Moral Injury and Suicidality across the Dissociative Spectrum:
Effective Treatment using EMDR Therapy
To be repeated in 2019
Location: Soldier Center, Clarksville, TN
Frequently veterans with moral injury, enhanced by shame and survivor's guilt, suffering with complex PTSD with dissociative episodes say . . .
"Suicide is always an option" and
"Staying alive is more difficult than dying!"
Dr. Hurley, the presenter, reviews how veterans with moral injury and complex PTSD frequently struggle with suicide ideation. Veteran responses related to moral injury, and complex trauma frequently include altered states of awareness (dissociative episodes) - creating the storm for a dissociative suicidal act.
- clinical characteristics affiliated with complex PTSD, the dissociative spectrum, and moral injury
and their interactions which create compound symptom clusters.
- discuss the impact of chronic shame on moral injury, dissociation and suicidality.
- identify and manage dissociative exhibitions across the spectrum during EMDR therapy
- the evolving concept of moral injury, including shame and guilt, and its impact in suicidal ideation.
- approaches to effectively treat moral injury with EMDR therapy.
- working with suicide ideation among the veteran population while offering effective trauma
resolution/hope with EMDR therapy.
- the effective use of EMDR therapy's client-centered model in addressing complex trauma issues
and resolving moral injury and suicidal ideation issues.
Since the beginning of Operation Iraqi Freedom (OIF) and Operation Enduring Freedom (OEF) E. C. Hurley, PhD - a retired Army Colonel of 30+ years - has worked with military personnel and veterans from these wars who suffer with various psychological wounds including PTSD and moral injury.

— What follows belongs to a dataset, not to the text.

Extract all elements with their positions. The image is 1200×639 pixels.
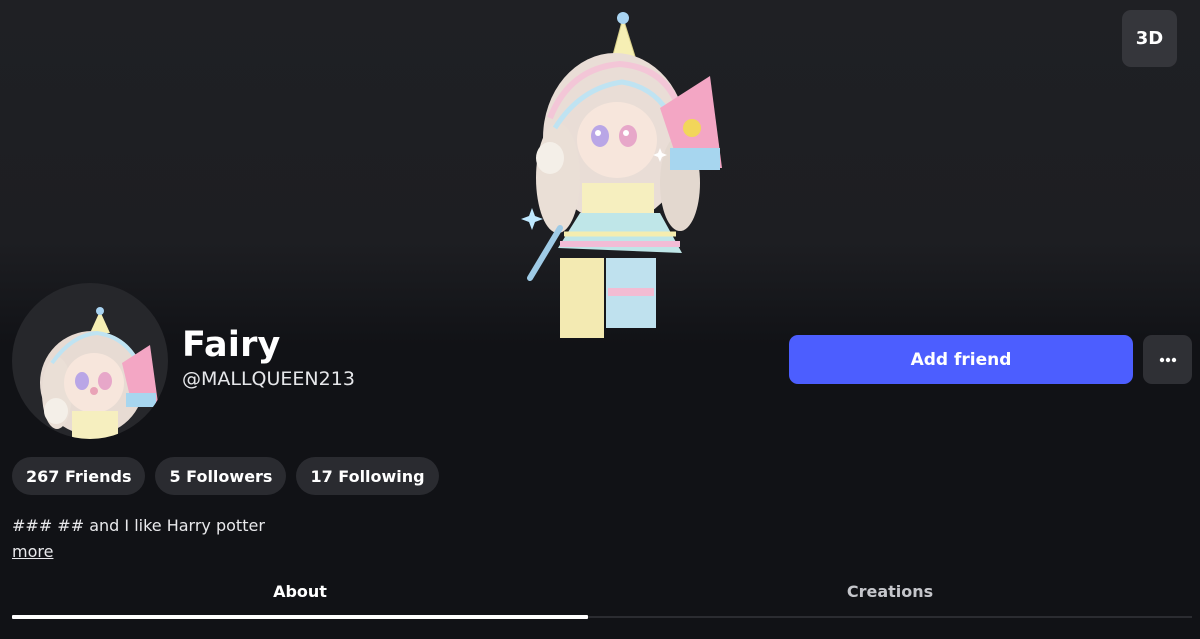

Reports indicate 20 veterans per day commit suicide. The demand has been so intense that some veterans report calling a national suicide hotline and being placed on hold due to the demand. A number of veterans say to Dr. Hurley, "Suicide is always an option" and "It is easier for me to die than the struggle to stay alive." Some veterans treated by the presenter note they struggle with moral injury wounds, complex PTSD symptoms and while in dissociative conditions attempted suicide 2-3 times.
The Presenter integrates his background including doctorates in Clinical Psychology and Pastoral Counseling with 30 years of military duty to address this critical need. Dr. Hurley is the Founder/Director of Soldier Center, a community based psychotherapy center in Clarksville, TN with a staff of eight full-time therapists who treat military personnel, veterans and their family members.